None of this confidence is as easy as it seems. “This is an up and down business as you know,” he says. “I have to come home every once in a while and tell myself to keep going, to keep going in the way I want to do it. There are so many things I want to keep doing the way I’ve done them my entire life.”

It’s obvious why this time around, Shellhammer wants to go with his business gut to grow slower. If he’s wrong, he’s wrong. And he’ll no longer have the lingering wonder if he may have been right. But what’s surprising is that the experience didn’t cause him to doubt even more. How he’s stuck with an evolved version of his merchant gut, even as its evolved and become more distilled and focused.

Because it wasn’t just Fab. Look at the implosions of ShoeDazzle and Beachmint, and the dramatic stumbles and slowing of onetime rocketships like Gilt, OneKingsLane, and Zulily.

Many people have walked away from merchant-driven ecommerce. Jeff Clavier, for one, got so burned by the evaporating promise of ecommerce that he threw up his hands after Fab. “We don’t do ecommerce anymore,” he told me the last time we spoke. It’s basically become a four letter word in the Valley, unless you broaden the category to include things like Uber and Airbnb. Fab caused a lot of that sentiment.

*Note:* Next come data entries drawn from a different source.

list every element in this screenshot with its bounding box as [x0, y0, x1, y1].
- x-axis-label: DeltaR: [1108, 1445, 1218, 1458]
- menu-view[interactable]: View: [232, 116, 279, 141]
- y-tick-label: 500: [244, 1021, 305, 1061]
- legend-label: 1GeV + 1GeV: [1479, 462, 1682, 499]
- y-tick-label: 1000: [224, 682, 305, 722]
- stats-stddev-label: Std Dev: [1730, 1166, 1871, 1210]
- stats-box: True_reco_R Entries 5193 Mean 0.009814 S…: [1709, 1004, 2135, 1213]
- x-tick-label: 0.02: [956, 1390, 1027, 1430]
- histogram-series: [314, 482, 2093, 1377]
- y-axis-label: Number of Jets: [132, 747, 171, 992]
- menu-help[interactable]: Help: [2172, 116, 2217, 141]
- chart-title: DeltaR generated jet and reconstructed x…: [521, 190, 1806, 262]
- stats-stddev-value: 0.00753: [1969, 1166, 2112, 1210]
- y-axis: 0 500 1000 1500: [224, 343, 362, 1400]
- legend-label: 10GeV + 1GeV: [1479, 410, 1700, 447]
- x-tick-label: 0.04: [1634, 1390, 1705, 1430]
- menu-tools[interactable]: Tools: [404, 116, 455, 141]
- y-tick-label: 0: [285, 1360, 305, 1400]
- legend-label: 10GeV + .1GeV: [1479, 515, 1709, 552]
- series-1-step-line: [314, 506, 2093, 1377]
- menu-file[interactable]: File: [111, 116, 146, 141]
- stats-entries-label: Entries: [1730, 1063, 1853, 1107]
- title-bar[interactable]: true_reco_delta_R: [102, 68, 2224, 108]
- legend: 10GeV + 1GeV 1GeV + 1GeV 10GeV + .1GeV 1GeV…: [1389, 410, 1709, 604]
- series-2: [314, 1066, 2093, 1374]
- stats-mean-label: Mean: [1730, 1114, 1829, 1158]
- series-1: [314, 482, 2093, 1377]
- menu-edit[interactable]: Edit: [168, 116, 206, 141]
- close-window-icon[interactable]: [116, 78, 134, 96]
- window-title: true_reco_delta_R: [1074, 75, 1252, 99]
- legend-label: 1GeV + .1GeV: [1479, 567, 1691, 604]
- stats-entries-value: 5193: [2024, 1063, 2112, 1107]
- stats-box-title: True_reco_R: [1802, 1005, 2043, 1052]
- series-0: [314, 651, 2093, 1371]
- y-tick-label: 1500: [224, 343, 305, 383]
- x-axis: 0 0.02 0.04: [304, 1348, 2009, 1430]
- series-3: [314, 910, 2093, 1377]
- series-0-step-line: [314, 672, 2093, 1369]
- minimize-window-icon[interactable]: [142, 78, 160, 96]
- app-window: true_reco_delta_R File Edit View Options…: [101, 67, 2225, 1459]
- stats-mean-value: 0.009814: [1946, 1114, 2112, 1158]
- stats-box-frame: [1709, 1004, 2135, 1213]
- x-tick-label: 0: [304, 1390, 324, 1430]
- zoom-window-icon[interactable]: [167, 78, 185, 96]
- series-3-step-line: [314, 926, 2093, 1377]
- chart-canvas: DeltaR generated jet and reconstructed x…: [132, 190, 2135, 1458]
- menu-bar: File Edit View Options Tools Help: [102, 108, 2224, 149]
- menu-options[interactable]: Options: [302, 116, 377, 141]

We talk about serial entrepreneurs a lot in the Valley. There’s a blind belief that they always do better, but that’s not the case. Remember another iconic flameout that raised too much cash, Color? Or Sean Parker’s Airtime?

Greylock dug deeper into the research a few years back to try to figure out if serial entrepreneurs really did do a better job. They found a more nuanced answer than the conventional wisdom. In enterprise software, absolutely. There’s a set playbook to building a product customers want and selling it to CIOs. If you’ve done it once, you know them, you have credibility, and it’s easier.

In consumer, Greylock found that serial entrepreneurs did better when they were trying something again in the same industry. When they tried a totally new industry the mere fact that they’d built a company before wasn’t that much help. The example given of the former is frequently Evan Williams who founded Blogger, Twitter, and Medium-- all three around communication and messaging platforms. But even then, Blogger was sold for a small sub-$50 million exit, and Medium’s future is far from assured.

Over the decades I’ve covered entrepreneurs, I’ve started to doubt this myth of the serial entrepreneur, because I’ve watched so many do it once and then try to do it again. Sure, I’ve seen a lot of founders who have an easier time raising money, getting press, and attracting talent a second time around. And a lot find soft landings when it doesn’t quite work at higher prices than a first-timer would. But they have a whole new set of psychological issues that can weigh on them. And that makes the experience feel surprisingly new from what they lived before.

Some don’t have the same hunger, because they’ve already made it. Some on the other side of success-- with planes, luxury homes, and a world of yes-men at their disposal-- simply struggle to find the same hustle and drive. Some pushed too hard for a second act, and didn’t find a mission they were as passionate about. And others carry deep anxiety that they won’t live up to their younger selves.

This baggage-- even with success-- has foiled even the best entrepreneurs at times. Max Levchin was more obsessed with outdoing his younger self with Slide than he was the company’s core business. A younger undisciplined Steve Jobs who was smarting from his Apple expulsion went rogue at NeXT obsessed with proving all his instincts were right and he didn’t need any reigning in. Jeff Bezos was once asked if he’d ever start another company, and he scoffed. He said it’d be like going back to kindergarten again.

Bezar is a risk for Shellhammer. After all, he cashed out enough shares when Fab was riding high to be in a good spot. And because he wasn’t in charge of the business end, he could easily sit back and cast sidelong glances at Goldberg for the rest of his career and let him take all the blame.

But now it’ll be his business mind we’ll all evaluate, not just his unquestionable design aesthetic.